In general, 363 sales are treated as taxable transactions. As such, any debtor tax attributes would generally not transfer to the acquiror. If the debtor liquidates after the 363 asset sale, all of the tax attributes would thus be lost after the debtor’s final tax return is filed.
The consideration for a section 363 asset sale may in the form of a “credit bid”. “In the bankruptcy context, a credit bid is where a secured creditor in connection with a Section 363 sale uses (or “bids”) all or a portion of its secured debt as full or partial consideration for the debtor’s assets.” If structured properly, such a transaction may qualify as a tax-free “G” reorganization.

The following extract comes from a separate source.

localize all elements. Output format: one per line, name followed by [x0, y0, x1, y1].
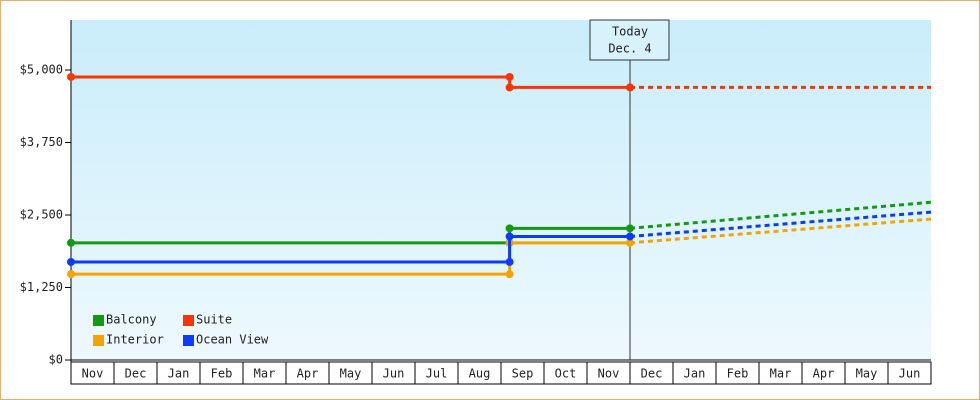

Section 368(a)(1)(G) provides that a “G” reorganization requires “a transfer by a corporation of all or part of its assets to another corporation in a title 11 or similar case; but only if, in pursuance of the plan, stock or securities of the corporation to which the assets are transferred are distributed in a transaction which qualifies under section 354, 355, or 356.” In such case, the debtor’s tax attributes would transfer to the acquiring corporation.
Rising interest rates and tightening credit conditions are expected to result in an increase in distressed debt, debt workouts and bankruptcy filings.
Due to their high cost and length, the prevalence of traditional Chapter 11 reorganizations is expected to continue to decrease relative to the filings of pre-packaged bankruptcies and section 363 asset sales.
The form of the debt workout or reorganization can result in dramatically different tax results, as well as non-tax consequences, to the parties involved. The earlier a debtor can identify potential cash flow and insolvency issues, the more control the company may have over the ensuing process. Distressed debtors should thus consult tax and bankruptcy counsel as soon as practicable to maximize their options in navigating these difficult issues.
Pre-packaged bankruptcies and section 363 asset sales may offer advantages over traditional reorganizing Chapter 11 bankruptcies, based on a debtor’s specific facts and circumstances, though all of these options are generally preferable to waiting too late and “falling” into a liquidating Chapter 7 bankruptcy.